Melissa Fetter doesn’t have a favorite book. Surprising for the owner of a new bookstore on Beacon Hill? Maybe. But, as she sees it, that only benefits the shop, which stocks page-turners for readers of all ages and interests. “I truly love reading across genres,” Fetter says. “One day I can be reading a very serious book on the economy, and the next day I’m reading some light summer romance. I’m not biased.”

It’s just one of many things Fetter hopes will help her shop, Beacon Hill Books & Café, stand out from the competition. Another biggie: The business, which debuted last month, is the neighborhood’s only bookstore. In fact, that’s what inspired Fetter to launch it in the first place. After returning in 2019 to Beacon Hill, where she and her husband lived in the mid-1980s, Fetter was shocked to discover there wasn’t a place for local bibliophiles on Charles Street. So she created her own. “I had this vision in my head of a bookstore…that felt very residential in many ways,” Fetter explains. “Not like a strip mall where you walk in, and there are four walls, bookcases, end of story. I wanted to curate a space that was really special.”

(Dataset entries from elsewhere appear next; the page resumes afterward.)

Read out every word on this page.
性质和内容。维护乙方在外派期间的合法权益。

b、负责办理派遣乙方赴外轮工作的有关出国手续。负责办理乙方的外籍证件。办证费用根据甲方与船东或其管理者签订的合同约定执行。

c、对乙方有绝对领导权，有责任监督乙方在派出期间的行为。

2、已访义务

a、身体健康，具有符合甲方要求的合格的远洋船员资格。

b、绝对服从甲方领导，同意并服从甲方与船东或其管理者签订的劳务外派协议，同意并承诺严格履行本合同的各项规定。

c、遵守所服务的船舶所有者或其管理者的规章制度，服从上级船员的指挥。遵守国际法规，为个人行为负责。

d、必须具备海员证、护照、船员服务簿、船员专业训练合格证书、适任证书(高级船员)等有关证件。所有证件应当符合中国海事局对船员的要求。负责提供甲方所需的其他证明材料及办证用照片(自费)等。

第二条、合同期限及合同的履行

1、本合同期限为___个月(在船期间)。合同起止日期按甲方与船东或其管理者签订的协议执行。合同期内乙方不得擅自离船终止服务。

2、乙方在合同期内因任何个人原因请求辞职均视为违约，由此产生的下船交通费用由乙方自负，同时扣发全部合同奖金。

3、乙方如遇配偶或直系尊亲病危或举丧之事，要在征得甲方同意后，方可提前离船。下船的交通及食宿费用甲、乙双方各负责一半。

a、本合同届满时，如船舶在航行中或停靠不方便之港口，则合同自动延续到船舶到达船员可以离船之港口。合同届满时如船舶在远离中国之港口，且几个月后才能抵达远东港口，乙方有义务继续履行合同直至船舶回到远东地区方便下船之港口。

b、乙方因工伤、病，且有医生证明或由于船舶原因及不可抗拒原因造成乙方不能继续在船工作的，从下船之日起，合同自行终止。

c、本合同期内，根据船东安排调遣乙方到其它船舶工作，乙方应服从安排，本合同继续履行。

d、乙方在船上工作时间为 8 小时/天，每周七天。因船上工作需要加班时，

And, objectively, she has. Encompassing five floors of a 19th-century townhouse renovated by Pauli & Uribe Architects and Cathy Kincaid Interiors, Fetter’s bookshop is a novel departure from its local counterparts. Custom carvings by woodworker Laurent Robert dress up the painted shelves, each bearing gold-leaf signage that announces categories such as “On the Water”—devoted to surfing and sailing. Elsewhere, upholstered window seats and furniture, including pint-size pieces on the toy-train-equipped children’s floor, offer cozy perches for reading volumes on interior design and travel. The shop even boasts a garden-level café that, starting this month, will begin high-tea service. (Fetter plans to add breakfast, lunch, and dinner by January 2023.) “It’s a bookstore out of a storybook, almost. It has a lot of unexpected pleasures as you walk through the floors,” Fetter says. “We really want the experience to be compelling.”